Certains auteurs affirment que l’espérance de vie a augmenté ces dernières années et que nos vies sont plus sûres, plus heureuses, plus paisibles, plus stimulantes et plus prospères que dans le temps, non seulement en Occident mais dans le monde entier. Comme Société, nous pouvons être fiers de notre souci et du soutien continu porté à nos confrères âgés afin qu’ils puissent vivre heureux et épanouis, sachant que partout où nous sommes nous demeurons des missionnaires répondant à notre premier appel, et que nous sommes entourés d’amour et de soins.

Durant notre vie adulte, nous avons été engagés dans un grand nombre d’activités, nous étions presque invincibles avec de l’énergie à revendre. C’est pourquoi nous résistons à la pensée de vieillir et à l’idée que nous ne sommes pas éternels.

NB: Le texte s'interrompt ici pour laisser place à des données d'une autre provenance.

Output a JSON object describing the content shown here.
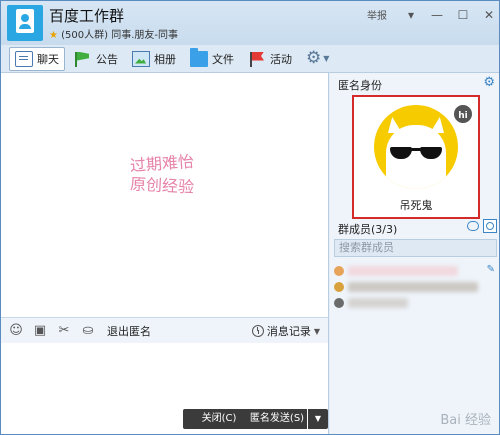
{
  "window": {
    "title": "百度工作群",
    "subtitle_count": "(500人群)",
    "subtitle_tags": "同事.朋友-同事",
    "report_label": "举报"
  },
  "toolbar": {
    "items": [
      {
        "label": "聊天",
        "icon": "chat-icon",
        "active": true
      },
      {
        "label": "公告",
        "icon": "notice-flag-icon"
      },
      {
        "label": "相册",
        "icon": "album-icon"
      },
      {
        "label": "文件",
        "icon": "folder-icon"
      },
      {
        "label": "活动",
        "icon": "event-flag-icon"
      }
    ],
    "settings_icon": "gear-icon"
  },
  "chat": {
    "watermark_line1": "过期难怡",
    "watermark_line2": "原创经验"
  },
  "chat_tools": {
    "exit_anonymous_label": "退出匿名",
    "history_label": "消息记录"
  },
  "buttons": {
    "close_label": "关闭(C)",
    "anon_send_label": "匿名发送(S)"
  },
  "right_panel": {
    "anon_title": "匿名身份",
    "anon_name": "吊死鬼",
    "hi_badge": "hi",
    "members_title": "群成员(3/3)",
    "search_placeholder": "搜索群成员"
  },
  "colors": {
    "accent": "#3b85c6",
    "highlight_border": "#d42a2a",
    "avatar_bg": "#f6cb00"
  }
}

Vieillissants, nous devenons plus conscients de nos limites en raison de notre âge, de notre santé, de nos forces, de la perte des gens que nous aimons et du statut que nous avions dans une communauté spécifique où nous avons œuvré. Quand nous étions plus jeunes, c’était comme si nous dansions dans la vie, malgré les obstacles et les nombreux défis auxquels nous étions confrontés dans notre apostolat missionnaire. Il est bon de se rappeler les paroles de Carl Jung : « l’après-midi de la vie humaine doit avoir une signification propre et ne peut être simplement un appendice pitoyable du matin de la vie ». Espérons que notre âge avancé signifie plus de profondeur et de maturité que durant notre jeunesse.

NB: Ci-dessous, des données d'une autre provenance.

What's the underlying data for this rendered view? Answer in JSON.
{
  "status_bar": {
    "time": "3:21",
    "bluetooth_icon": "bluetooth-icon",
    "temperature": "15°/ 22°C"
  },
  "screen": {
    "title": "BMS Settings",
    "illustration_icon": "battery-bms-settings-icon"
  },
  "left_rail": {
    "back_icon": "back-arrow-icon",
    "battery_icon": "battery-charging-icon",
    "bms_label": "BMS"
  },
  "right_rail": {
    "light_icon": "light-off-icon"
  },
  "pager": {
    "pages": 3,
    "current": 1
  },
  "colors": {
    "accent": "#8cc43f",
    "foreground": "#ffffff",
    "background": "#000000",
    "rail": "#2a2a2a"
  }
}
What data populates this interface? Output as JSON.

Ceci dit, c’est notre attitude face à nos limites qui déterminera la qualité de nos années comme aînés. Certains diront que nous devons pleurer nos pertes par un deuil qui est aussi une libération, qui nous amène à découvrir la capacité et la joie d’embrasser la vie comme nous l’avons toujours fait. Embrasser la vie afin qu’elle continue d’être une expérience intense et variée. Notre âge ne signifie pas que nous sommes mis à part et impuissants, ou que nous ne pouvons pas avoir d’influence dans la vie de notre Société, ou encore que nous sommes incapables de témoigner de la force de l’évangile. Nous ne devons pas être spectateurs de notre vie, mais nous y engager, car le temps est toujours présent.

De plus, le processus de vieillissement nous offre de nouvelles occasions de croissance. Les personnes âgées, autrefois dynamiques et indépendantes, apprennent maintenant une nouvelle dépendance vis-à-vis des autres. Les jeunes pleins d’énergie doivent trouver de nouvelles façons de servir la génération plus âgée. Ceux qui ont besoin de soins et ceux qui l’offrent peuvent grandir en tempérament. En tant que confrères âgés, nous avons quelque chose à offrir à nos communautés, à notre Société, à nos amis et à notre famille. Faisant écho au grand écrivain spirituel américain Thomas Merton, je crois que le seul véritable voyage dans la vie est le voyage intérieur – pas du tout centré sur l’ego, mais le voyage de la découverte de soi, du faux soi au vrai soi – c’est le voyage d’une prise de conscience que de tels changements dans notre vie ne sont pas tant des pertes que la récupération de ce qui est de plus profond, de plus original, de plus personnel en nous-mêmes. Espérons qu’en vieillissant, nous ayons plus de sagesse, de liberté, de souplesse, de franchise, d’honnêteté, tout en découvrant que la belle expérience de naître de nouveau n’est pas de devenir quelqu’un d’autre, mais de devenir pleinement nous-mêmes.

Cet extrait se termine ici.